The Hindu unity, however, lay orphaned outside the world as seen from Mount Govardhan. Despite its massive size-45,000 shakhas with a daily attendance of 5,40,000 swayamsevaks, and around 100 front organisations-and militant vigour, the RSS has long ago lost the Hindu as well as Hindustan, also the world where gods appear invariably as a screen saver. What has it got? Volunteers in thousands, agreed, and enemies ranging from, according to an English-speaking, second-generation swayamsevak, the first invader Muhammad bin Qasim to the last tormentor John Dayal, that is, from the terrible to the trivial. And oodles of political notoriety.
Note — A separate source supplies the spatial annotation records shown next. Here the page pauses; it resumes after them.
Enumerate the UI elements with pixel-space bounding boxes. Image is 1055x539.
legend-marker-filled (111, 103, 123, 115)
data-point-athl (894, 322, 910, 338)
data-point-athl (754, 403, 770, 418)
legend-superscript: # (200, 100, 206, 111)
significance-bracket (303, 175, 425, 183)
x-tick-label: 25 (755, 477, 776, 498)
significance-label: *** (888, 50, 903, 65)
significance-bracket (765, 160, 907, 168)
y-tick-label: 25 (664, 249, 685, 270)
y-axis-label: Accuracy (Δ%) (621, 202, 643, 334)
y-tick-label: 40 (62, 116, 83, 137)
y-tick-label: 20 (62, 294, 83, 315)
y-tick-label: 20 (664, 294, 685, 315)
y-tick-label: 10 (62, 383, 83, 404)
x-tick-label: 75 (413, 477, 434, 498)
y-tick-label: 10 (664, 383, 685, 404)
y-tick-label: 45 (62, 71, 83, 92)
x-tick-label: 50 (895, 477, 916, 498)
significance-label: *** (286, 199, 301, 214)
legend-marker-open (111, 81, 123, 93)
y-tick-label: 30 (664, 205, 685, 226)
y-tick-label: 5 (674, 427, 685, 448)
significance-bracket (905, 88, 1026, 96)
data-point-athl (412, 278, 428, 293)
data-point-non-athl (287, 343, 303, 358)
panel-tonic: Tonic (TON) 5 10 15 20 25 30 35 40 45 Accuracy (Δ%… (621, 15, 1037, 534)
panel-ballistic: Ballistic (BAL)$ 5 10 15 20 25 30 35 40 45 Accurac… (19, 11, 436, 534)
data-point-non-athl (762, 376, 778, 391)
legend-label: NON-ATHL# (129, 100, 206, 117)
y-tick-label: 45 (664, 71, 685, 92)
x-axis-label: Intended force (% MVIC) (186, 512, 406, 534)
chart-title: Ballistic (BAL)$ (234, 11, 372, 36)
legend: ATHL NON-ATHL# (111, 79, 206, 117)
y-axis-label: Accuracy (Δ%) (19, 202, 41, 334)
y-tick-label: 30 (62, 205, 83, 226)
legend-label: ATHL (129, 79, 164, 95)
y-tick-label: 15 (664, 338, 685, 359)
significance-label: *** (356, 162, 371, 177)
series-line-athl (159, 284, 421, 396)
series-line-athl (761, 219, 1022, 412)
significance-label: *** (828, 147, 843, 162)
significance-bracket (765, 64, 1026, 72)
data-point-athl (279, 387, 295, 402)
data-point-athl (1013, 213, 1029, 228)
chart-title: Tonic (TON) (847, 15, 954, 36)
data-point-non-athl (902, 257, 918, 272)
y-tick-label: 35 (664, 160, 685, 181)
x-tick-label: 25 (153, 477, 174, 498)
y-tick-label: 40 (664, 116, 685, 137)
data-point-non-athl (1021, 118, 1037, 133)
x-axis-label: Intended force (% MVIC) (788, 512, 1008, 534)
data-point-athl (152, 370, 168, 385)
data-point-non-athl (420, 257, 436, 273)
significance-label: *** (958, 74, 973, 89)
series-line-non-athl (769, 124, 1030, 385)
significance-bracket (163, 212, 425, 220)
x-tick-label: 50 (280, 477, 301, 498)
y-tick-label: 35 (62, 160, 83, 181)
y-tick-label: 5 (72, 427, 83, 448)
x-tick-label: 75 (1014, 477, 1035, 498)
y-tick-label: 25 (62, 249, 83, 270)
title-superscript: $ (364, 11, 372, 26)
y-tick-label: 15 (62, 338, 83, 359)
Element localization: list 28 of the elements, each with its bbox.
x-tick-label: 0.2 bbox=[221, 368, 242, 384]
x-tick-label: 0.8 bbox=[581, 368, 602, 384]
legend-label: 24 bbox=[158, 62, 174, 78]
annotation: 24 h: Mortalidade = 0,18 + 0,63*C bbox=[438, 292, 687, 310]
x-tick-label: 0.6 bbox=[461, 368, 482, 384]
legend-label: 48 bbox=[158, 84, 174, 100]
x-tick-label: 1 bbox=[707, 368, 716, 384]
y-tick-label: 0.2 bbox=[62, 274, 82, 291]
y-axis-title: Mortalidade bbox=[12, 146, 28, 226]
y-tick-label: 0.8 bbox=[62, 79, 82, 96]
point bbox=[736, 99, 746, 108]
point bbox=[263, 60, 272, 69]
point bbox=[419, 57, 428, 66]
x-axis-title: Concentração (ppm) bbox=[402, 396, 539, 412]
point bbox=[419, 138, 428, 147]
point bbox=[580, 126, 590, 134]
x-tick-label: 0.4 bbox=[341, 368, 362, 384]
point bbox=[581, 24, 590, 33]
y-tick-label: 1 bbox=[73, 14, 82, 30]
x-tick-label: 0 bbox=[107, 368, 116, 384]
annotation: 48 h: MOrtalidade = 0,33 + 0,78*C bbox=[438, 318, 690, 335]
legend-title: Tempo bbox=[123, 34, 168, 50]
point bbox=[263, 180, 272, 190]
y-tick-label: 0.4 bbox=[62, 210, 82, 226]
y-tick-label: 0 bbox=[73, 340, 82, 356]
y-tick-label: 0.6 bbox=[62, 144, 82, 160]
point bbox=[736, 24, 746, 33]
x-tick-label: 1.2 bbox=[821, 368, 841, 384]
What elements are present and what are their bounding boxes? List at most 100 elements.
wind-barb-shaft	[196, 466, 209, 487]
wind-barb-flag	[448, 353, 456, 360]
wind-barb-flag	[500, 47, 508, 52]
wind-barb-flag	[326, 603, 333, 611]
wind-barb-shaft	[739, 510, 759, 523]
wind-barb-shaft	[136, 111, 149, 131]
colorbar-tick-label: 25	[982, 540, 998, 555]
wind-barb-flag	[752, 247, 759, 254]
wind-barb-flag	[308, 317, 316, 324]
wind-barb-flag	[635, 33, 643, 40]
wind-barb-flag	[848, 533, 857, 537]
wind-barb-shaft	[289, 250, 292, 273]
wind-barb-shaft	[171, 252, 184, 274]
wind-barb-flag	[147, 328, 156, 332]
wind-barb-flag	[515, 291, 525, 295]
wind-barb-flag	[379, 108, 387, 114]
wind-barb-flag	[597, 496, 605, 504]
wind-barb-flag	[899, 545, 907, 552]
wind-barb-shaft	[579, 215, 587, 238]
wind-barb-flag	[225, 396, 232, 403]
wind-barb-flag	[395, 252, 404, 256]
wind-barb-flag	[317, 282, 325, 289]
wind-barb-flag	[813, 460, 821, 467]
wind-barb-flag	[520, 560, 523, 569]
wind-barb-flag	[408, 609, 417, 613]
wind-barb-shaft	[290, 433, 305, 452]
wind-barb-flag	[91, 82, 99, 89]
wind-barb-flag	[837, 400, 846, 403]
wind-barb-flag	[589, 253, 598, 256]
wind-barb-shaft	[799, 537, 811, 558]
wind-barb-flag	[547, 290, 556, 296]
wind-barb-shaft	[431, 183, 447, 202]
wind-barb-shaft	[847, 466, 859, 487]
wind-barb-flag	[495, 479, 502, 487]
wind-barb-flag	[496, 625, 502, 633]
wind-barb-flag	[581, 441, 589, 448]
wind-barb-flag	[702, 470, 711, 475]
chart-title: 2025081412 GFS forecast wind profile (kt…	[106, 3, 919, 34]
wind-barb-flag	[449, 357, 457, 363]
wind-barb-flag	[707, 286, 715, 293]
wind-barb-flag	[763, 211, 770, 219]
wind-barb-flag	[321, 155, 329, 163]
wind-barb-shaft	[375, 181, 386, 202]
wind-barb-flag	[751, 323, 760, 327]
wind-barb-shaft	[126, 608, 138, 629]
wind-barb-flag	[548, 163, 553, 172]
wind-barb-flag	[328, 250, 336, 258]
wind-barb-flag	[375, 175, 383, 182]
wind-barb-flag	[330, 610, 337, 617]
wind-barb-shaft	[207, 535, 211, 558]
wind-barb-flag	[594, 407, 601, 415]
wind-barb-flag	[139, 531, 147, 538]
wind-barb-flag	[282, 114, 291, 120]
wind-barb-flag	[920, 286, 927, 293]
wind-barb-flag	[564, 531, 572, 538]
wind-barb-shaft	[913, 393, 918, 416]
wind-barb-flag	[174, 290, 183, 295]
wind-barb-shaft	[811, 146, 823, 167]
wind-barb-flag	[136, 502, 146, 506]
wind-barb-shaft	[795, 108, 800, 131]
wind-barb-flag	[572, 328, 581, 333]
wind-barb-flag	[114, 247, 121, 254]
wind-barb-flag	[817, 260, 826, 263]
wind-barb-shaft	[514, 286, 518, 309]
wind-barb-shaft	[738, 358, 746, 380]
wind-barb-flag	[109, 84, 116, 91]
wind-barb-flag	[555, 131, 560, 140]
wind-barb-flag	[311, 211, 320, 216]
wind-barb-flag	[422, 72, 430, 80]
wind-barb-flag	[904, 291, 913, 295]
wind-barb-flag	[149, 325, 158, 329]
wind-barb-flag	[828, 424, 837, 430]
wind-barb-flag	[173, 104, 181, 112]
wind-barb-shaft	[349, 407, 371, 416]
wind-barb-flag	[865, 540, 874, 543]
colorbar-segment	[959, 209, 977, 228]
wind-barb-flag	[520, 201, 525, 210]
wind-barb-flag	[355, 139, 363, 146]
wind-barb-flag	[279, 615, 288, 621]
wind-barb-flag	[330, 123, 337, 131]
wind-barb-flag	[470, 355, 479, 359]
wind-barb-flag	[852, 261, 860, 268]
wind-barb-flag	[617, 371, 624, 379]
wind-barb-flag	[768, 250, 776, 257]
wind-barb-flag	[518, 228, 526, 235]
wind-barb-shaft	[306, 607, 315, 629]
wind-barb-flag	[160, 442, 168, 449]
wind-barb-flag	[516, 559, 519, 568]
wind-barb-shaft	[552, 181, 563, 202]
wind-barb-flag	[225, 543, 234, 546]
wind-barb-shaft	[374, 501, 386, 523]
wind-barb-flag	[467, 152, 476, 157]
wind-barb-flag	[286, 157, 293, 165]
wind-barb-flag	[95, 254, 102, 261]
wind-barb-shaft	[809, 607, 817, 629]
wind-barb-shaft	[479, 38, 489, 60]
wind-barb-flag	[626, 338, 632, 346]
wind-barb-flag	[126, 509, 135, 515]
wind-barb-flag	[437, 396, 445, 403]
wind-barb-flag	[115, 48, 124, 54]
It's a male make-believe with its pracharaks obliged by rule to remain unmarried, live a spartan, unnatural life. The RSS leadership is steeped in a kind of nameless tragedy-or innocence? And in Agra, triumph was not upward mobile, the flag of simulated Hinduism couldn't go up despite the best efforts of a determined swayamsevak on the final day. Everyone waited, including founder K.B. Hedgewar, his walrus moustache in purest white, and Guruji M.S. Golwalkar, his beard in flowing black, both immortalised on cardboard.

The wait could be eternal. And eternity is very much a great Hindu idea. So it's not hope abandoned when you see the world from the man-made Mount Govardhan. Even if the world looks at you with museum-worthy fascination.